Skip to content

The Senate and House have now completed action on a second reconciliation package for the current fiscal cycle, marking another significant use of the budget reconciliation process to advance partisan funding priorities outside the traditional bipartisan appropriations framework.

The Senate passed the measure on June 5, followed by House approval last Tuesday. In the House vote, all Republican members supported the bill, while all Democrats opposed it. Representative Kiley (I-CA), who caucuses with House Republicans, also voted against the measure alongside Democrats. President Trump signed the legislation into law on Wednesday.

The newly enacted package, referred to as the One Big Beautiful Bill Act from last summer’s reconciliation process, builds on earlier funding measures that provided approximately $280 billion in combined resources for the Departments of Defense and Homeland Security. The second reconciliation bill further consolidates federal funding priorities by effectively financing core operational needs for U.S. Immigration and Customs Enforcement (ICE) and U.S. Customs and Border Protection (CBP) through the remainder of the Trump administration.

With this latest enactment complete, the administration is now calling on Congress to consider a third reconciliation package that would include an additional $350 billion in supplemental funding for the Department of Defense.

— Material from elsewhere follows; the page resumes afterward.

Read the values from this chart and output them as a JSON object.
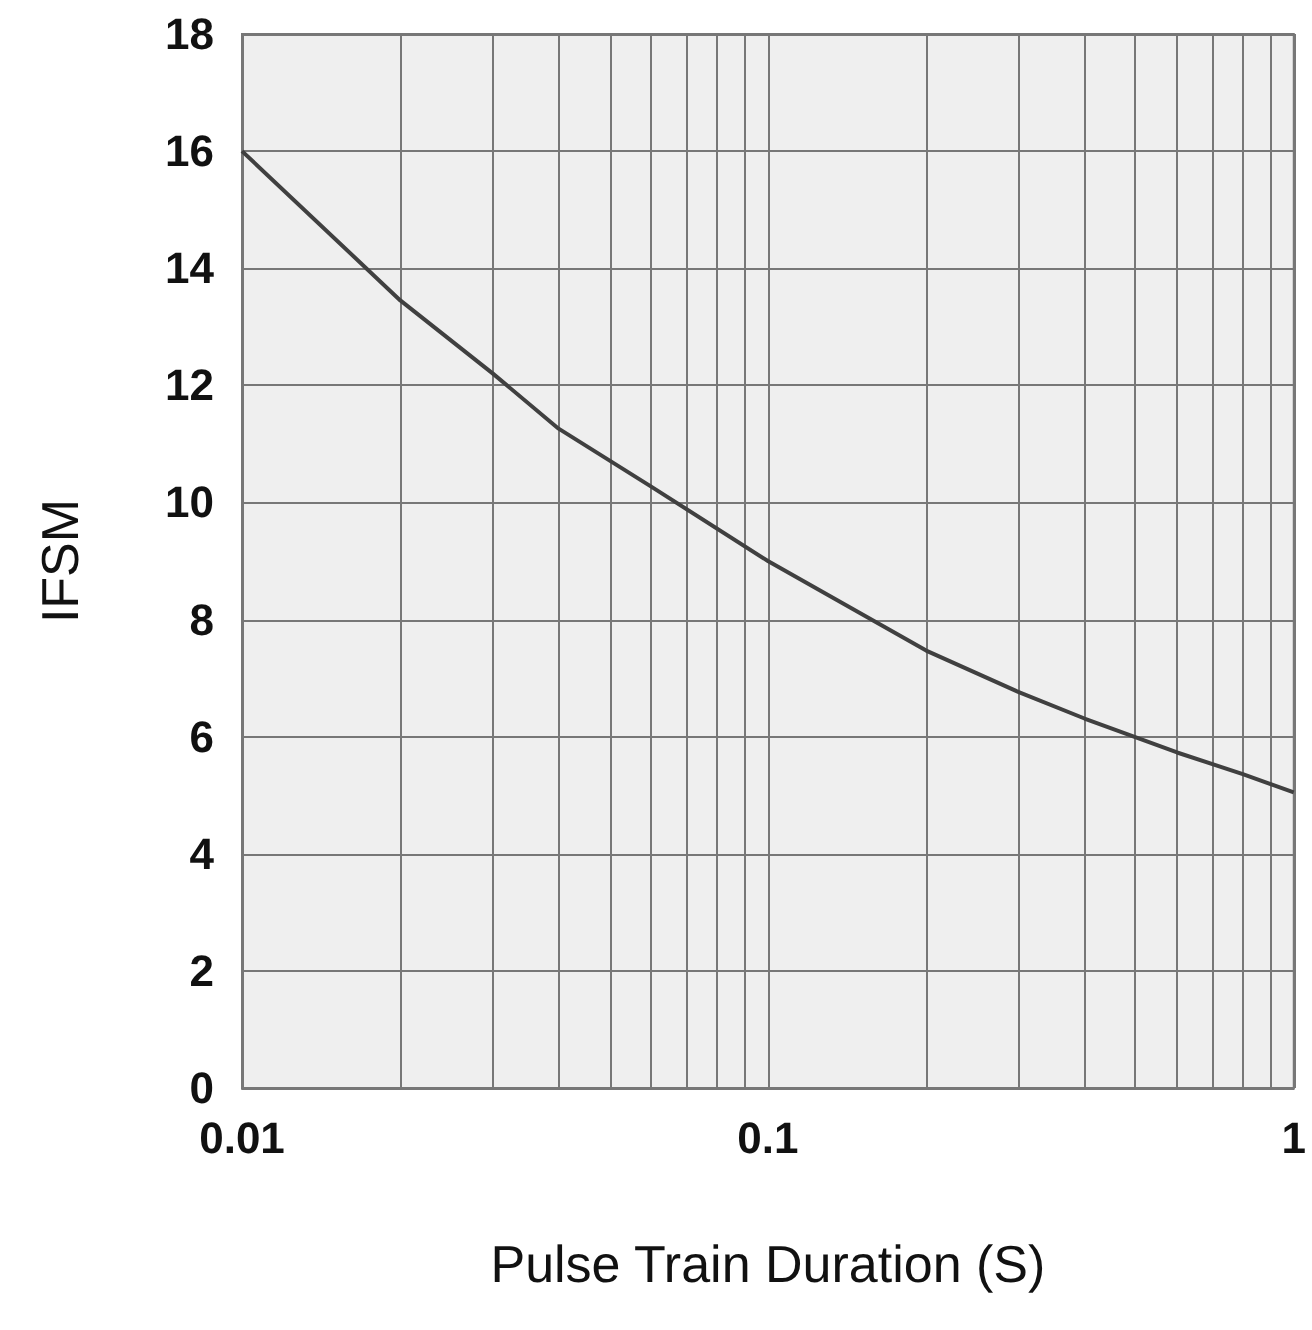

The repeated use of reconciliation to advance large-scale funding legislation represents a notable departure from longstanding congressional norms, which generally viewed reconciliation as a mechanism for deficit reduction or limited budgetary adjustments rather than a vehicle for sustained agency funding. Critics of this approach argue it may further erode bipartisan cooperation in the annual appropriations process, while supporters contend it provides a more efficient pathway to secure priority funding in a divided legislative environment.

As Congress moves forward, the continued reliance on reconciliation is expected to remain a central point of debate over the proper scope and use of the budget process in federal policymaking.